CORREIO BRAZILIENSE - 23/12
O julgamento da Ação Penal nº 470, o famigerado mensalão, revelou inédito interesse do povo brasileiro por questões atinentes ao direito penal e processual penal. Acostumada ao arraigado axioma de que, no Brasil, a Justiça é implacável apenas com os pobres, a população - animada com a possibilidade de punição rigorosa também para os ricos, poderosos e políticos - acompanhava com interesse as sessões de julgamento transmitidas pela TV Justiça. Os principais sites de notícia as analisavam em tempo real, com advogados "traduzindo" o que era discutido pelos ministros. Em conversas de bar, cidadãos leigos na área jurídica discutiam com desenvoltura a "teoria do domínio do fato".
Com a condenação da maior parte dos réus, o Supremo tribunal Federal, órgão absolutamente distante da realidade da população, caiu em suas graças. Pouquíssimo tempo depois, porém, a sensação de descrédito voltou a reinar, quando os embargos infringentes - que concedem o direito a novo julgamento para os réus que obtiveram ao menos quatro votos por sua absolvição - foram acolhidos.
A possibilidade de "eternização" do processo, nas palavras do ministro Joaquim Barbosa, tomou o centro das discussões. Mas, afinal, quando o exercício constitucionalmente assegurado da ampla defesa (art. 5º, inciso LV) torna-se abusivo? É sabido que, diariamente, são interpostos inúmeros recursos evidentemente protelatórios, que buscam tão-somente retardar o andamento dos feitos, impedindo o trânsito em julgado das decisões e inviabilizando a efetividade da prestação jurisdicional.

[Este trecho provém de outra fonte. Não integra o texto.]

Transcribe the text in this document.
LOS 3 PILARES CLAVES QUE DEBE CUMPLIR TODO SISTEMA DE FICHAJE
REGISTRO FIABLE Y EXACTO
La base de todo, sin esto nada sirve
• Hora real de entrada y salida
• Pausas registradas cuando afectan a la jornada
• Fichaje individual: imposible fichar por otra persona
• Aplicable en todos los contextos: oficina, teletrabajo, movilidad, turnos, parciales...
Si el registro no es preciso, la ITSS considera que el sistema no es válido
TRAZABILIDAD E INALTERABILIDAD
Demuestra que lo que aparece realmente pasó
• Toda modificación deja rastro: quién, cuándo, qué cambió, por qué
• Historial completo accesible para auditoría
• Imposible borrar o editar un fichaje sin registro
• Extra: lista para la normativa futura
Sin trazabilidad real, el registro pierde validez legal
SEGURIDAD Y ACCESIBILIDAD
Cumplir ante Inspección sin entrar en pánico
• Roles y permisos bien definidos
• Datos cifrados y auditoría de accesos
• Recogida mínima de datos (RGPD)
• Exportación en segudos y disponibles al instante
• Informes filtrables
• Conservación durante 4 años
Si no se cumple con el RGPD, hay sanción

Há registros, em nossos tribunais superiores, da oposição sucessiva de até seis embargos de declaração - peça processual que objetiva o esclarecimento de ambiguidade, obscuridade, contradição ou omissão na decisão -, todos desprovidos dos pressupostos legais de cabimento (STJ, AG nº 125202).
As consequências, obviamente, são nefastas. Réus confessos, condenados em todas as instâncias por crimes gravíssimos, mas livres do cumprimento de pena pela ocorrência de eventual prescrição, agravam a sensação de impunidade e desconfiança da população no Poder Judiciário.

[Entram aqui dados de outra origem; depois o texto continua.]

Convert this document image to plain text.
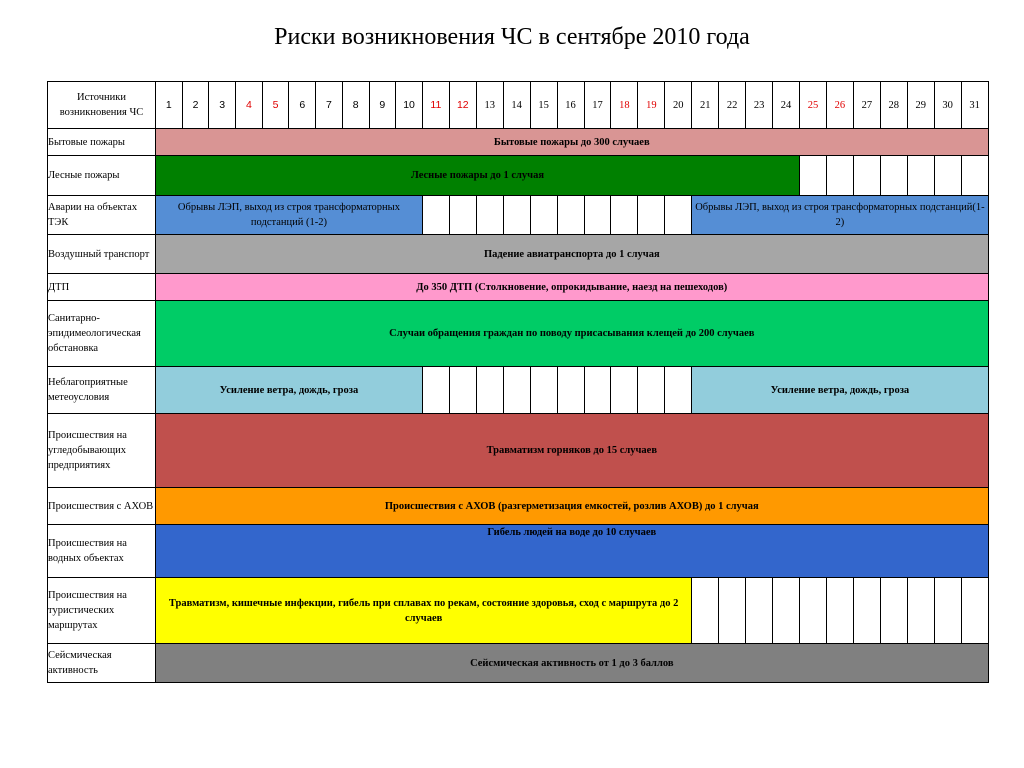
Риски возникновения ЧС в сентябре 2010 года
Источники возникновения ЧС	1	2	3	4	5	6	7	8	9	10	11	12	13	14	15	16	17	18	19	20	21	22	23	24	25	26	27	28	29	30	31
Бытовые пожары	Бытовые пожары до 300 случаев																														
Лесные пожары	Лесные пожары до 1 случая																														
Аварии на объектах ТЭК	Обрывы ЛЭП, выход из строя трансформаторных подстанций (1-2)																				Обрывы ЛЭП, выход из строя трансформаторных подстанций(1-2)										
Воздушный транспорт	Падение авиатранспорта до 1 случая																														
ДТП	До 350 ДТП (Столкновение, опрокидывание, наезд на пешеходов)																														
Санитарно-эпидимеологическая обстановка	Случаи обращения граждан по поводу присасывания клещей до 200 случаев																														
Неблагоприятные метеоусловия	Усиление ветра, дождь, гроза																				Усиление ветра, дождь, гроза										
Происшествия на угледобывающих предприятиях	Травматизм горняков до 15 случаев																														
Происшествия с АХОВ	Происшествия с АХОВ (разгерметизация емкостей, розлив АХОВ) до 1 случая																														
Происшествия на водных объектах	Гибель людей на воде до 10 случаев																														
Происшествия на туристических маршрутах	Травматизм, кишечные инфекции, гибель при сплавах по рекам, состояние здоровья, сход с маршрута до 2 случаев																														
Сейсмическая активность	Сейсмическая активность от 1 до 3 баллов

Buscando coibir a recorribilidade vazia, a Comissão de Constituição, Justiça e Cidadania aprovou, em 4/12/13, a Proposta de Emenda à Constituição nº 15/2011. A chamada PEC dos Recursos - que seguirá para o plenário, para discussão e votação em dois turnos - permite aos órgãos colegiados da Justiça e tribunais do júri expedir mandados de prisão assim que as decisões condenatórias forem proferidas, independentemente da interposição de qualquer outro recurso.

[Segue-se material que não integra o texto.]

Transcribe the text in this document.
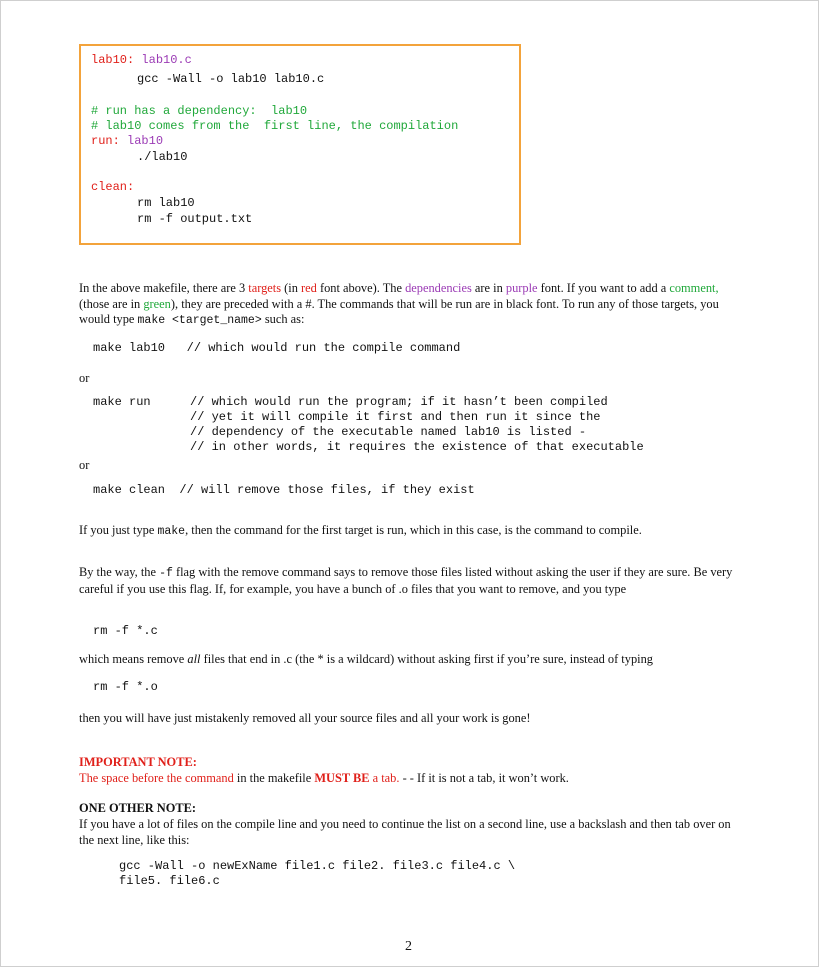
lab10: lab10.c
gcc -Wall -o lab10 lab10.c
# run has a dependency: lab10
# lab10 comes from the first line, the compilation
run: lab10
./lab10
clean:
rm lab10
rm -f output.txt
In the above makefile, there are 3 targets (in red font above). The dependencies are in purple font. If you want to add a comment, (those are in green), they are preceded with a #. The commands that will be run are in black font. To run any of those targets, you would type make <target_name> such as:
make lab10 // which would run the compile command
or
make run	// which would run the program; if it hasn’t been compiled
// yet it will compile it first and then run it since the
// dependency of the executable named lab10 is listed -
// in other words, it requires the existence of that executable
or
make clean // will remove those files, if they exist
If you just type make, then the command for the first target is run, which in this case, is the command to compile.
By the way, the -f flag with the remove command says to remove those files listed without asking the user if they are sure. Be very careful if you use this flag. If, for example, you have a bunch of .o files that you want to remove, and you type
rm -f *.c
which means remove all files that end in .c (the * is a wildcard) without asking first if you’re sure, instead of typing
rm -f *.o
then you will have just mistakenly removed all your source files and all your work is gone!
IMPORTANT NOTE:
The space before the command in the makefile MUST BE a tab. - - If it is not a tab, it won’t work.
ONE OTHER NOTE:
If you have a lot of files on the compile line and you need to continue the list on a second line, use a backslash and then tab over on the next line, like this:
gcc -Wall -o newExName file1.c file2. file3.c file4.c \
file5. file6.c
2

A medida proposta, vale dizer, colide com preceitos estabelecidos na própria Carta Magna, como a presunção de inocência (segundo a qual ninguém será considerado culpado antes do trânsito em julgado de sentença penal condenatória) e o direito ao duplo grau de jurisdição (que garante aos jurisdicionados a reanálise do processo, por uma instância superior).
Entre as duas situações diametralmente opostas - o abuso irrestrito ao direito de recorrer, que desvirtua o princípio da ampla defesa; e a violação aos princípios constitucionais - nossos tribunais parecem ter encontrado caminho mais razoável: autorizam o imediato cumprimento das decisões - inclusive com expedição de mandado de prisão - apenas nos casos em que seja expressamente reconhecida a finalidade protelatória dos recursos interpostos.
Ainda que não seja a solução definitiva, nem, talvez, a ideal, até que haja uma mudança na mentalidade de alguns operadores do direito (que buscam, de forma indiscriminada, atender os interesses de seus clientes), o reconhecimento, por nossos tribunais, do abuso no direito de recorrer é passo importante na tentativa de zelar pela ética no processo.